The results of this pilot study suggest that embedding an on-site pharmacist into RACH may influence some indicators of medication use quality, based on positive trends observed in hospital admission rates. Improvements in some of the other indicators may have been difficult to demonstrate for several reasons. In particular, it should be noted that the baseline quality use of medicine indicators were relatively sound at both RACH included in this study. For instance, there were already very low baseline rates of antipsychotic and benzodiazepine use compared to rates of approximately 20% reported elsewhere [12,24]. Therefore, there may have been insufficient scope for improvement in the quality use of medicines outcomes chosen in the study population [25].

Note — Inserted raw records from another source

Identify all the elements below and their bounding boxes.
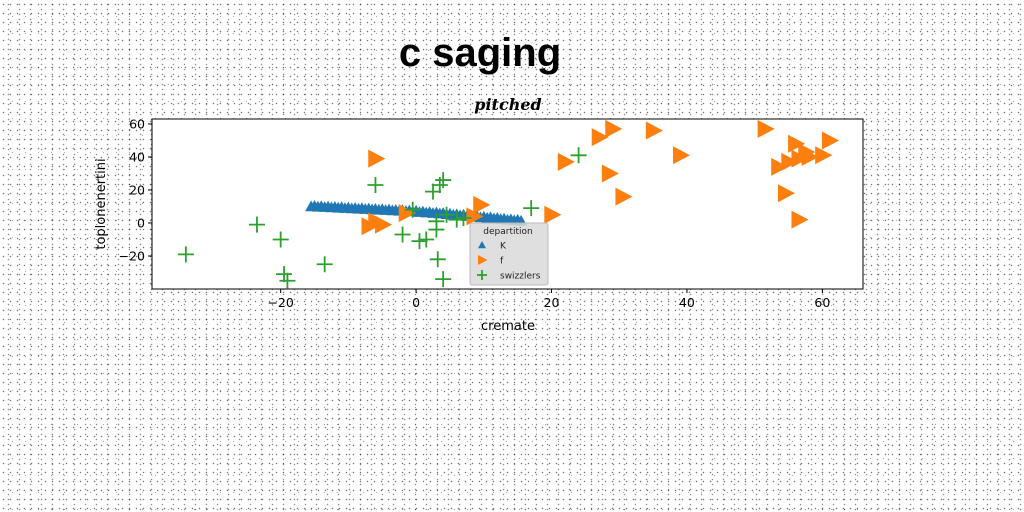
data-point-f-10 (605, 119, 623, 138)
data-point-swizzlers-10 (418, 231, 435, 248)
data-point-f-6 (473, 195, 491, 214)
data-point-swizzlers-20 (455, 210, 472, 227)
data-point-f-23 (815, 146, 833, 165)
y-axis-label: toplonenertini (94, 158, 109, 249)
legend-title: departition (483, 227, 532, 237)
data-point-swizzlers-18 (428, 213, 445, 230)
x-axis: −20 0 20 40 60 (267, 289, 830, 310)
data-point-f-16 (771, 157, 789, 176)
data-point-f-11 (601, 164, 619, 183)
data-point-f-19 (781, 152, 799, 171)
x-tick-label: −20 (267, 295, 293, 310)
legend-label-f: f (500, 257, 504, 267)
data-point-f-8 (557, 152, 575, 171)
data-point-f-4 (398, 204, 416, 223)
data-point-f-25 (791, 210, 809, 229)
legend-box (469, 222, 549, 286)
x-tick-label: 60 (814, 295, 830, 310)
data-point-swizzlers-8 (404, 201, 421, 218)
y-tick-label: −20 (119, 248, 145, 263)
legend-label-swizzlers: swizzlers (500, 272, 541, 282)
data-point-swizzlers-9 (411, 233, 428, 250)
data-point-swizzlers-3 (276, 266, 293, 283)
data-point-f-24 (821, 131, 840, 150)
x-tick-label: 0 (412, 295, 420, 310)
legend-marker-swizzlers (477, 270, 487, 280)
data-point-swizzlers-22 (570, 147, 587, 164)
data-point-swizzlers-6 (367, 177, 384, 194)
legend-label-K: K (500, 242, 507, 252)
legend-marker-f (478, 255, 488, 265)
data-point-f-9 (591, 128, 609, 147)
x-tick-label: 40 (679, 295, 695, 310)
y-tick-label: 40 (129, 149, 145, 164)
data-point-f-22 (801, 147, 819, 166)
y-tick-label: 0 (137, 215, 145, 230)
data-point-f-13 (645, 121, 663, 140)
data-point-swizzlers-4 (279, 272, 296, 289)
data-point-f-5 (466, 207, 484, 226)
data-point-swizzlers-5 (316, 256, 333, 273)
data-point-f-3 (375, 215, 393, 234)
data-point-f-17 (777, 184, 796, 203)
y-tick-label: 60 (129, 116, 145, 131)
x-tick-label: 20 (544, 295, 560, 310)
data-point-swizzlers-1 (248, 216, 265, 233)
legend: departition Kf swizzlers (469, 222, 549, 286)
data-point-swizzlers-7 (394, 226, 411, 243)
data-point-swizzlers-2 (272, 231, 289, 248)
y-axis: −20 0 20 40 60 (119, 116, 152, 263)
data-point-swizzlers-17 (438, 206, 455, 223)
data-point-swizzlers-16 (435, 271, 452, 288)
data-point-f-7 (544, 205, 562, 224)
data-point-f-15 (757, 119, 775, 138)
data-point-f-14 (672, 146, 691, 165)
data-point-f-0 (368, 149, 386, 168)
y-tick-label: 20 (129, 182, 145, 197)
data-point-swizzlers-15 (435, 172, 452, 189)
data-point-swizzlers-21 (523, 200, 540, 217)
data-point-swizzlers-19 (448, 211, 465, 228)
data-point-f-18 (788, 134, 806, 153)
data-marks (177, 119, 840, 289)
legend-marker-K (478, 241, 486, 249)
data-point-swizzlers-11 (425, 183, 442, 200)
chart-title: pitched (474, 95, 541, 114)
legend-items: Kf swizzlers (477, 241, 541, 282)
chart-suptitle: c saging (399, 31, 561, 75)
data-point-swizzlers-0 (177, 246, 194, 263)
data-point-f-12 (615, 187, 633, 206)
data-point-swizzlers-13 (429, 251, 446, 268)
x-axis-label: cremate (481, 319, 535, 334)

The short study period of six months may have been an insufficient timeframe to assess the clinical impact of the pharmacist’s activities using the outcomes reported here. Balancing treatment efficacy and safety is complex in older, multimorbid adults [26], and identifying cause and clinical effect relationships between interventions and outcomes, such as hospital admissions and falls, is challenging in the RACH population. A key focus of the RCP was to conduct activities, such as quality improvement activities and staff education, directed towards implementing system-level change for improved medication safety [27].

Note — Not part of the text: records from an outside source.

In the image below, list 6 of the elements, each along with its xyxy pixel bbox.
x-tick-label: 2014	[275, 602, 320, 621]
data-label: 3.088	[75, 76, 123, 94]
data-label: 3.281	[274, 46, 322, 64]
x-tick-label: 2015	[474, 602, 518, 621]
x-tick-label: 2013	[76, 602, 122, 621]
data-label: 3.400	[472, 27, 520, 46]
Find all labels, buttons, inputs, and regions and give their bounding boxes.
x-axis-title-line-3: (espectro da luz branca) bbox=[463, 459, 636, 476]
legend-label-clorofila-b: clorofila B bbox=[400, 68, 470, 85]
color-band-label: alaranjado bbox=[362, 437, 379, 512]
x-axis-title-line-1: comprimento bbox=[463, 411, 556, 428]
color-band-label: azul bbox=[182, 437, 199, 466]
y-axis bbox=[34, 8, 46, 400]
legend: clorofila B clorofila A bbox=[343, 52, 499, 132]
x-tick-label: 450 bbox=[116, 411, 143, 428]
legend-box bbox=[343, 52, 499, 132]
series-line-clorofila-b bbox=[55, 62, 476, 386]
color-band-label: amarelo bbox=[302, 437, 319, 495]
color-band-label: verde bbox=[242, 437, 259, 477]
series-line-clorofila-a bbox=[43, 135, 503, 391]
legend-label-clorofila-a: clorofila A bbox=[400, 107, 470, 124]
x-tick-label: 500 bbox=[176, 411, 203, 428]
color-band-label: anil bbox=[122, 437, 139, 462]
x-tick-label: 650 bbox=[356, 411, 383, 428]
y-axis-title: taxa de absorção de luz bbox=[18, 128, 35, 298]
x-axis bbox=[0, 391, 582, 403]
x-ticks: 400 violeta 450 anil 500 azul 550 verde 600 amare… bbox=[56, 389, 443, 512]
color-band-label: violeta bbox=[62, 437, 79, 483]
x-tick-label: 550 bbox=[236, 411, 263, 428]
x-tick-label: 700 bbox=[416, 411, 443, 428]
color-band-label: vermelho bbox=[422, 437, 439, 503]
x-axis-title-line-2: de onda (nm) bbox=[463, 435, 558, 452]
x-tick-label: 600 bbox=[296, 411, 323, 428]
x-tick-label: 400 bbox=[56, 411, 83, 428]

Although polypharmacy can contribute to medication-related harm in RACH, it is not always inappropriate given the multimorbidity of this population, who may require long-term management of numerous chronic diseases. Observed proportions of residents prescribed more than five medications at each site were similar to rates of up to 91% reported elsewhere [4].

The quality use of medicines in RACH is influenced by numerous factors that contribute to the ‘prescribing culture’ within the organisation [13,28] These factors include staffing levels, workload and skill mix, managerial expectations and collaboration between visiting health professionals [13,28]. These factors extend beyond the control of interventions targeted at improving clinical appropriateness of medication use for individual residents. Interventions will likely yield greater success in improving quality use of medicines, and sustaining that improvement, if factors influencing prescribing culture and thereby the quality use of medicines within the organisation are addressed [13]. Additionally, proactive discussion between health care professionals, residents and family members is required to individualise deprescribing processes [15].

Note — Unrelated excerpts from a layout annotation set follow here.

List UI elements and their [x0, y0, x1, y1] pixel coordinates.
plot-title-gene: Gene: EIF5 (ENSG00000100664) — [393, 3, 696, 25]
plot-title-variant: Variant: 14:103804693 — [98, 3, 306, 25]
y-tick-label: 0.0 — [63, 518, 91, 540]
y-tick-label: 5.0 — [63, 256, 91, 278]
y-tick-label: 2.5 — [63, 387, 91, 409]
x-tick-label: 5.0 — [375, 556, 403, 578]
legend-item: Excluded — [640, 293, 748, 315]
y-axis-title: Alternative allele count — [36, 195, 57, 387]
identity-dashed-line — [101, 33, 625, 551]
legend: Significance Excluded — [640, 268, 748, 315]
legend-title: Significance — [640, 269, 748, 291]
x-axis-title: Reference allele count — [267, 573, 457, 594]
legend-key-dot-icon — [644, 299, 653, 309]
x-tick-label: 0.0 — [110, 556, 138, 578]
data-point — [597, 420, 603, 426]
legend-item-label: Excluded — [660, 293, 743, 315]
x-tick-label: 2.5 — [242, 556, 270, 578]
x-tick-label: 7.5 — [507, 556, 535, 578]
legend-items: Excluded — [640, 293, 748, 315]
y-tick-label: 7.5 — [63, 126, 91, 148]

This study was limited by the small sample size available for inclusion at follow-up. Participation rates were approximately 50% at each included RACH; therefore, the included residents may not have been representative of the overall population. Due to funding constraints, this study was limited by the part-time nature of the RCP role, who was only on-site two days per week. This restricted the capacity of the pharmacist to prioritise clinical interventions towards individual residents who did not have high priority medication-related issues, and limited opportunities for synchronous discussion with GPs during visits to the RACH to facilitate timely problem resolution.

5. Conclusions

This pilot study has demonstrated that embedding an on-site pharmacist in RACH is feasible and may positively influence medication use quality indicators. However, further research with larger study populations across multiple sites is required to evaluate the effects of on-site pharmacists in improving the quality use of medicines for RACH residents.